Nigeria’s headline inflation rate has moved up to 15.93% in May 2026 from 15.69% recorded in April 2026, according to the latest Consumer Price Index (CPI) report.
- +NGX stocks you should own amid rising inflation in 2026
For investors, that raises one immediate question: which stocks should you be holding?
For investors, that raises one immediate question: which stocks should you be holding?
Inflation matters across every asset class; stocks, bonds, real estate, fixed deposits, because your return must beat the inflation rate, or you are losing money in real terms.
At 15.93%, any investment returning less than that is shrinking your purchasing power, not growing it.
But inflation does not affect all assets equally. Some sectors benefit when inflation rises, while some are hurt.
Before we go into the stocks to own in an inflationary environment, let us look at how inflation affects the equities market generally.
When inflation rises, central banks raise interest rates to cool the economy. Higher rates make borrowing more expensive for companies, compress profit margins, and lift the return on fixed-income instruments like bonds and treasury bills, making equities relatively less attractive. So, investors are likely to move out of stocks and into safer, yielding assets.
On the other hand, when inflation eases, central banks cut rates. This will affect the yield from fixed income assets, which can fall below the inflation rate, leading to negative real returns.
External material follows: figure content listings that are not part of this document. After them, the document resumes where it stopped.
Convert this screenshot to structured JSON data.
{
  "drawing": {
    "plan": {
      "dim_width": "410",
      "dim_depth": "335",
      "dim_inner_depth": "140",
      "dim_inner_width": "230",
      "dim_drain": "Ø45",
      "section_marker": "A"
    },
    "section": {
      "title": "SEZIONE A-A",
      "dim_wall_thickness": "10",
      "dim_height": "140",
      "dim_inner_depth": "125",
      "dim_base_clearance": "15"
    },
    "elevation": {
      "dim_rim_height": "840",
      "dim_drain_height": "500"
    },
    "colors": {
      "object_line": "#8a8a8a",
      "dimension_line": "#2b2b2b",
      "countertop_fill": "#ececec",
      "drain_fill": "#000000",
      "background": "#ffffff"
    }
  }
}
More so, with the rate, the cost of borrowing falls, which is likely to reduce interest expenses and then improve margins and profitability.
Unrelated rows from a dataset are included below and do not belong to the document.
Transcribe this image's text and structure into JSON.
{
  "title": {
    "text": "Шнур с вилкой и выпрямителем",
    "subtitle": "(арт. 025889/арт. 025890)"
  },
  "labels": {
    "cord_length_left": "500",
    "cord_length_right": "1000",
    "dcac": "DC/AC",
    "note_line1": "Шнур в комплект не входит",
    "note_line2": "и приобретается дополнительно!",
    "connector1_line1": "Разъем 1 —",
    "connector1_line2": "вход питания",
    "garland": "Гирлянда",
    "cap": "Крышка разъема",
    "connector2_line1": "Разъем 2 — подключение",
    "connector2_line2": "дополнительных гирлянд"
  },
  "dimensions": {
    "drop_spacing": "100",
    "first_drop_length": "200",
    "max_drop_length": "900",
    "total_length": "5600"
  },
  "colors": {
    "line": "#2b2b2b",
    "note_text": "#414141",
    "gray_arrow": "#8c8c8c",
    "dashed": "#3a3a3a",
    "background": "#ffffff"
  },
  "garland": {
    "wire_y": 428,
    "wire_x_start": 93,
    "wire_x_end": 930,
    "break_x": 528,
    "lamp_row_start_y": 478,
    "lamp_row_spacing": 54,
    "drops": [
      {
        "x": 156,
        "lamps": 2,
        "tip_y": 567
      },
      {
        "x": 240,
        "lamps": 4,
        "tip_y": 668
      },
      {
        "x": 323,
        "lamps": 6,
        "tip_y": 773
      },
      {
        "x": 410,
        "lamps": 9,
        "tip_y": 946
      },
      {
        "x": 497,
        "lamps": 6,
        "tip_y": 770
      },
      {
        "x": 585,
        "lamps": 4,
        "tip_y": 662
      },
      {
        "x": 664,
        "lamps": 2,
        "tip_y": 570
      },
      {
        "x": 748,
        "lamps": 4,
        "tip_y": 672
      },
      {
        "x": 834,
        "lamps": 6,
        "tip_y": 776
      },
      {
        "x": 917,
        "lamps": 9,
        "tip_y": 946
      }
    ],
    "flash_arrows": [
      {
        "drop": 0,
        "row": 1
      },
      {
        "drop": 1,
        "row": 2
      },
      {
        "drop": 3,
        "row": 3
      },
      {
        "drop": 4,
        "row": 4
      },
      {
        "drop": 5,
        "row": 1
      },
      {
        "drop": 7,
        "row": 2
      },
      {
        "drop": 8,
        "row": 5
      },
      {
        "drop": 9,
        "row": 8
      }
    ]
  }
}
Overall, when inflation rises aggressively and persists, investors become more concerned with one practical question: which asset class can beat inflation; fixed income instruments, stocks, fixed deposits, etc.
The open question now is going into H2 2026, and with inflation rising again, which sectors or specific stocks can investors consider?
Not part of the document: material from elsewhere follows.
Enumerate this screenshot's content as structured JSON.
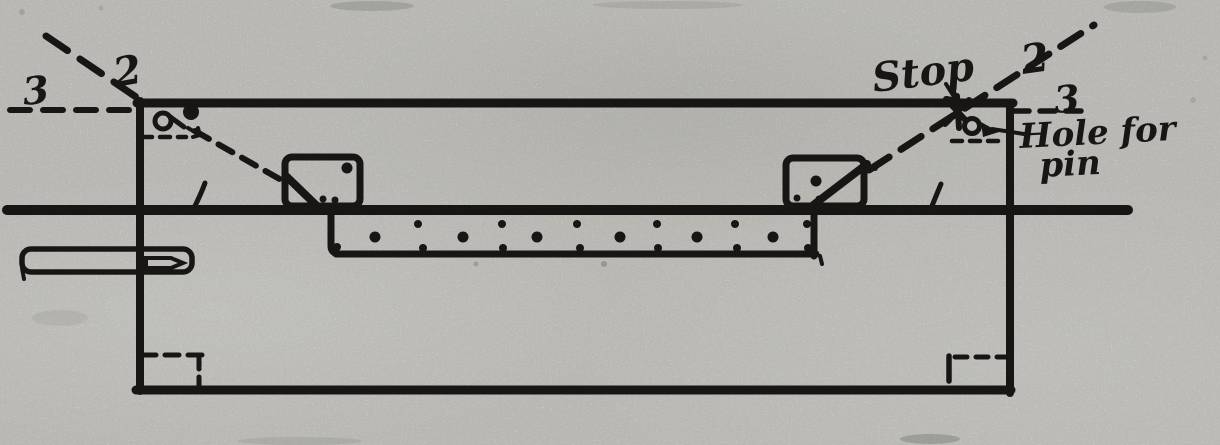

But first, let us look at how the market and the sectors have performed; although past record or performance is not a guarantee for future performance, but at least it can provide a guide.
Over the past five years, the broad market has delivered positive returns every single year.
Sectorally, going into H2, the Oil and gas sector has been the flyer, with the index hitting a high of 128% in April before pulling back to 113% in June.
Beyond sector position, there are certain characteristics investors should consider before picking a particular stock during this rising inflation environment.
Each of the stocks and sectors recommended below has been assessed against these seven questions. Here is what the analysis shows.
Specifically, Aradel and Seplat are our picks from this sector. Both qualify on fundamentals; their five-year revenue growth of over 1,200% each reflects genuine business transformation, not inflated share prices chasing speculation.
Also, both companies are trading below their total asset value; you are buying N1 of assets for less than N1 in both cases. Aradel at 0.70x is cheaper on this basis than Seplat at 0.80x.
This is a powerful valuation argument in an inflation environment; hard assets appreciating in replacement cost while the market values them below book value.
However, Aradel’s RSI 39.99 offers a technically healthy entry at N1,670 per share. Seplat at RSI 70.68 and N11,363.90 per share is technically overbought; the business is strong, but the entry point is not.
For Seplat, though it is good in an inflationary environment, investors should wait for a pullback; but for Aradel, it has a comfortable starting point.
The cement companies; Dangote Cement, BUA Cement, and Lafarge Africa (WAPCO) make a strong case for consideration.
All three are price makers, meaning they can raise prices without losing customers in a market where housing demand consistently outpaces supply.
They also own hard assets that appreciate as construction costs rise, making them natural inflation-environment holdings.
All three qualify on the core criteria. Although their valuation is not cheap enough, but in a rising inflation environment with construction demand structurally elevated, the risk-reward is favourable.
Five banks- GTCO, Zenith Bank, Wema Bank, Fidelity Bank, and Stanbic IBTC- make a strong case for consideration in a rising inflation environment.
Unlike most sectors, banks are direct beneficiaries of rising inflation. When inflation rises, interest rates follow. The gap between what banks charge borrowers and what they pay depositors widens, and that gap is where bank profits are made.
Valuations across the five are reasonable; none are expensive relative to the profitability they deliver.
MTN Nigeria fits into some of our criteria and, as such, is a stock to consider in a rising inflation environment, despite its debt level.
Consumer goods sector index at 20.08% YTD tells the most honest story about where ordinary Nigerians are in this recovery.
Two years of elevated inflation gutted household purchasing power; although they started recovering in 2025 due to stability in FX, it still warrants caution, now that inflation has started rising.
The insurance index at 5.89% YTD is the biggest laggard in the market. A brief spike to 58.62% in April was fully reversed by May, confirming it was a single-stock event, not a sector re-rating.
The insurance sector is greatly influenced by purchasing power, although it is supposed to be essential and mandatory. Until purchasing power genuinely returns to Nigerian households, the insurance sector will remain structurally constrained regardless of its essential character.